Disruptive Juxtaposition

Sunday, November 27, 2005

Everyone should have my problems

I'm thinking about moving. Anyone know of a place / a person here in NYC in need of a housemate? I'd be a good one. The issue revolves around the families who live above me. They don't seem to realize how audible everything they do is. Plus, they have the entire upstairs, and know each other, it seems, and as a result they don't have any reason to keep their doors closed as they play music or permit their children to, like, ride Big Wheels down the hallway. They don't have the same consciousness of the noise they make that, for example, I have. When I come home at 1 or 2 a.m., I remove my shoes. (People live below me, as well, you see.) I ease doors closed. I tiptoe. I listen to all of my music on my headphones, which are changing the silhouette of my face I wear them so often. In general I am considerate as all get-out. The Upstairs People? No. Not hardly. Still I hear them tromp around: it's 12:08 a.m.

Two aspects especially affect the scale of this matter's impact on me. One, there's very little stasis up there. Take me. I start occupy a room and make noise only when I'm a) getting settled or b) getting up. For large periods of time, for the vast duration of my occupancy of a room, I make no noise. I'm occupied, doing things, busy doing quiet things. The UP don't do that. There's constant noise. Furniture-sliding-type scraping sounds. Footsteps all the time. Faster kid-footsteps, also occurring frequently. And two, the walls are very thin and I live right off the stairwell. So I'm not only getting bass through my ceiling, I'm also getting treble through my un-weather-stripped door and four walls.

Is it wrong to take solace in a double vodka tonic? I've gone so long without. Today I finally went in for some v., Svedka v. from Sweden. Normally I go with the Comrade, which is to say Stolichnaya, "my family label." (By practice, not by actual familial or business-related connections.)

Honestly, most of my frustration on this noise issue stems from the fact that I allow myself to get so bent out of shape about it. Without adequate silence I can't think straight, because I'm afflicted with this like syndrome of automatically visualizing whatever it is I hear. I can't not visualize it. So I can't write when I hear noises I can't see the sources of. (This is why I can write, and write quite productively, in cafes: all of the bustling cafe-noise has an identifiable source.) And when I can't write well, mercy does a red curtain ever descend on my vision. Those of you who know me would be surprised at some of the bleak visions I've entertained when unable to write due to inconsiderate noise.

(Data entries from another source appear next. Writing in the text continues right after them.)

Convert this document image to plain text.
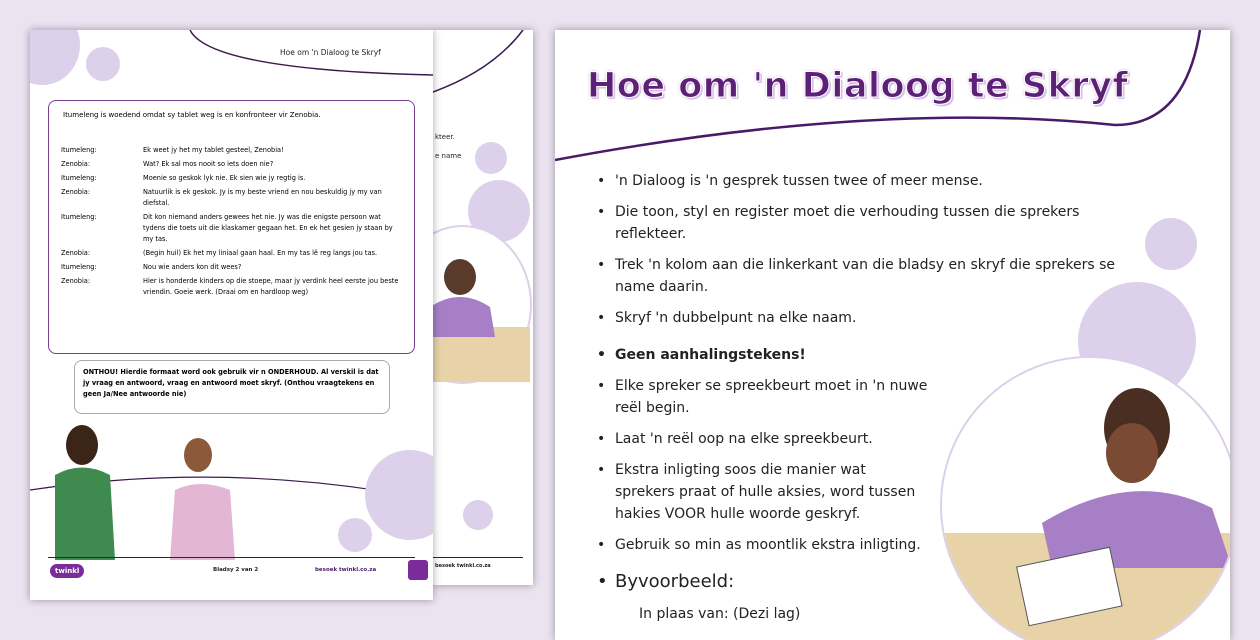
kteer.
e name
besoek twinkl.co.za
Hoe om 'n Dialoog te Skryf
Itumeleng is woedend omdat sy tablet weg is en konfronteer vir Zenobia.
Itumeleng:	Ek weet jy het my tablet gesteel, Zenobia!
Zenobia:	Wat? Ek sal mos nooit so iets doen nie?
Itumeleng:	Moenie so geskok lyk nie. Ek sien wie jy regtig is.
Zenobia:	Natuurlik is ek geskok. Jy is my beste vriend en nou beskuldig jy my van diefstal.
Itumeleng:	Dit kon niemand anders gewees het nie. Jy was die enigste persoon wat tydens die toets uit die klaskamer gegaan het. En ek het gesien jy staan by my tas.
Zenobia:	(Begin huil) Ek het my liniaal gaan haal. En my tas lê reg langs jou tas.
Itumeleng:	Nou wie anders kon dit wees?
Zenobia:	Hier is honderde kinders op die stoepe, maar jy verdink heel eerste jou beste vriendin. Goeie werk. (Draai om en hardloop weg)
ONTHOU! Hierdie formaat word ook gebruik vir n ONDERHOUD. Al verskil is dat jy vraag en antwoord, vraag en antwoord moet skryf. (Onthou vraagtekens en geen Ja/Nee antwoorde nie)
twinkl	Bladsy 2 van 2	besoek twinkl.co.za
Hoe om 'n Dialoog te Skryf
• 'n Dialoog is 'n gesprek tussen twee of meer mense.
• Die toon, styl en register moet die verhouding tussen die sprekers reflekteer.
• Trek 'n kolom aan die linkerkant van die bladsy en skryf die sprekers se name daarin.
• Skryf 'n dubbelpunt na elke naam.
• Geen aanhalingstekens!
• Elke spreker se spreekbeurt moet in 'n nuwe reël begin.
• Laat 'n reël oop na elke spreekbeurt.
• Ekstra inligting soos die manier wat sprekers praat of hulle aksies, word tussen hakies VOOR hulle woorde geskryf.
• Gebruik so min as moontlik ekstra inligting.
• Byvoorbeeld:
In plaas van: (Dezi lag)
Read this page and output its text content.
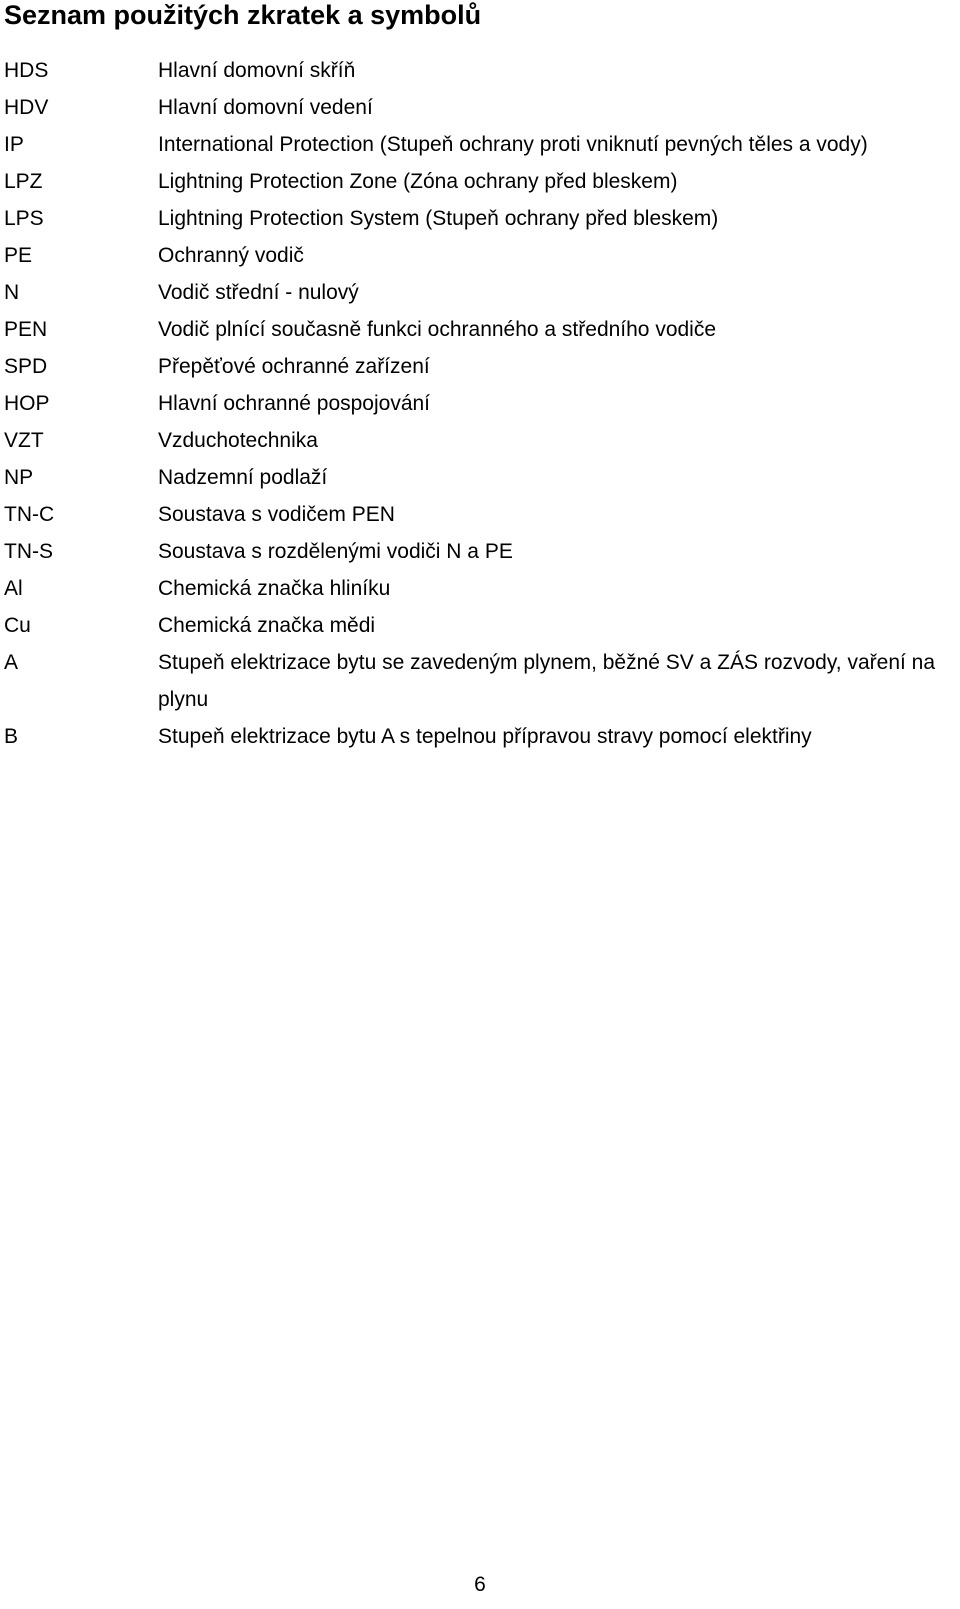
Seznam použitých zkratek a symbolů
HDS	Hlavní domovní skříň
HDV	Hlavní domovní vedení
IP	International Protection (Stupeň ochrany proti vniknutí pevných těles a vody)
LPZ	Lightning Protection Zone (Zóna ochrany před bleskem)
LPS	Lightning Protection System (Stupeň ochrany před bleskem)
PE	Ochranný vodič
N	Vodič střední - nulový
PEN	Vodič plnící současně funkci ochranného a středního vodiče
SPD	Přepěťové ochranné zařízení
HOP	Hlavní ochranné pospojování
VZT	Vzduchotechnika
NP	Nadzemní podlaží
TN-C	Soustava s vodičem PEN
TN-S	Soustava s rozdělenými vodiči N a PE
Al	Chemická značka hliníku
Cu	Chemická značka mědi
A	Stupeň elektrizace bytu se zavedeným plynem, běžné SV a ZÁS rozvody, vaření na plynu
B	Stupeň elektrizace bytu A s tepelnou přípravou stravy pomocí elektřiny
6
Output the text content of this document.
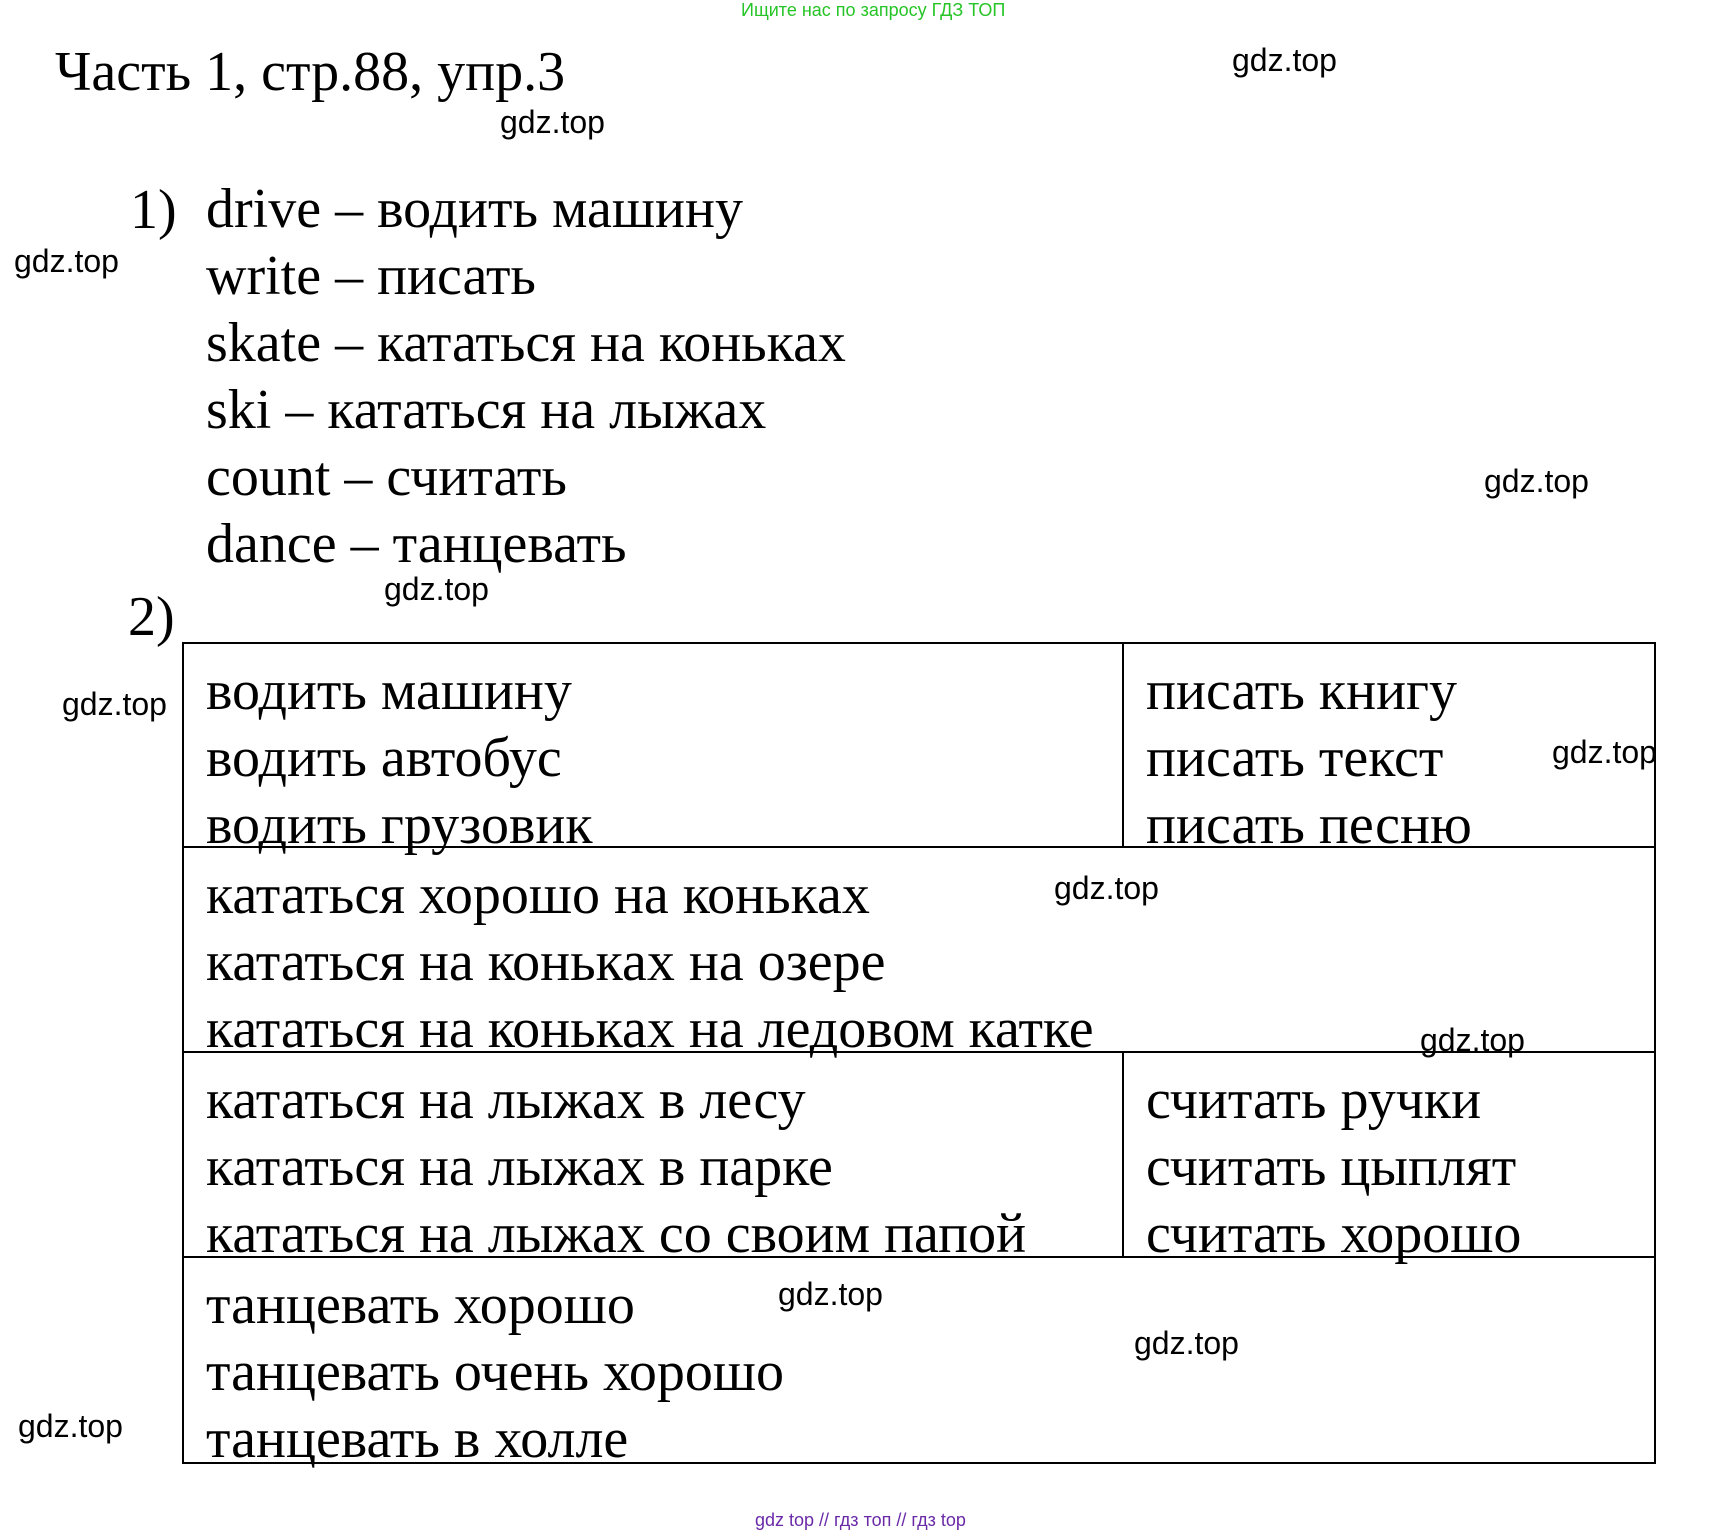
Ищите нас по запросу ГДЗ ТОП
Часть 1, стр.88, упр.3
1) drive – водить машину
write – писать
skate – кататься на коньках
ski – кататься на лыжах
count – считать
dance – танцевать
2)
водить машину
водить автобус
водить грузовик
писать книгу
писать текст
писать песню
кататься хорошо на коньках
кататься на коньках на озере
кататься на коньках на ледовом катке
кататься на лыжах в лесу
кататься на лыжах в парке
кататься на лыжах со своим папой
считать ручки
считать цыплят
считать хорошо
танцевать хорошо
танцевать очень хорошо
танцевать в холле
gdz.top
gdz.top
gdz.top
gdz.top
gdz.top
gdz.top
gdz.top
gdz.top
gdz.top
gdz.top
gdz.top
gdz.top
gdz top // гдз топ // гдз top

But as I was saying a good amount of my frustration can be chalked up to my guilt that I can't just deal with said noise, that I can't endure it and work through it, that I can't be better than it. Today I did the smart thing and said Screw you guys, I'm going to my favorite cafe/wine bar (which is actually really funny to say in Cartman from South Park's voice). But I shouldn't have to screw out of here whenever the UP are home. I shouldn't be so thrown off track. Music helps, especially narcotic-type guitar fuzz albums like those of, oh, Sonic Youth and certainly recently My Bloody Valentine. And I suppose deep breaths will help as well. And what else? Oh yeah: moving.

But as the post title says, everyone should have my problems. I've got a tall icy magical beverage, wrote a prose poem involving my dead grandmother and Galactus Devourer of Worlds from Marvel Comics fame, and also wrote 4,000+ words of Good Ground. Themes begin to cohere, even if the plot is still inchoate. I keep thinking of metaphors for describing my conception of the plot, but I keep discarding those metaphors. Nothing sounds quite right. It's rather fascinating though to watch, the novel. It's - ooh! - like watching a planet coalesce from a cloud of dust and gas: I know that it will, cohere that is, but I don't know which regions of dust or gas will cohere first. Everything's aswirl.

By the way, it's alright to leave comments. Who knows, maybe I have no readers and therefore no potential commentators. But I suspect not. Feel welcome to contribute, here, fellows! I don't do this for my health. I do it at least in part for your health: go listen to Stars's song "Calendar Girl" - which was the song of the last "Name That Tune" post, which no one even tried to name. S'alright. You'll get 'em next time, Champ! Ace! Cap'n! Tiger! Sport!

4 Comments:

  • Noisy upstairs neighbours...maybe you could strap a subwoofer directly to your ceiling. ha ha!

    http://bannedbreed.blogspot.com/

    By Blogger Raine Devries, at 9:46 PM  

  • What's this cafe/wine bar? I like the prospect of the combination of those two...

    By Anonymous Anonymous, at 1:14 PM  

  • It's a spot off Union Square named 71 Irving - which is its address as well as its name. They don't have a killer selection or anything, but having the option of caffeine or alcohol is the best part. And getting a table can require patience. But it's worth it.

    By Blogger Wil, at 11:27 PM  

  • wow, you write really well! I think you deserve a better place to write.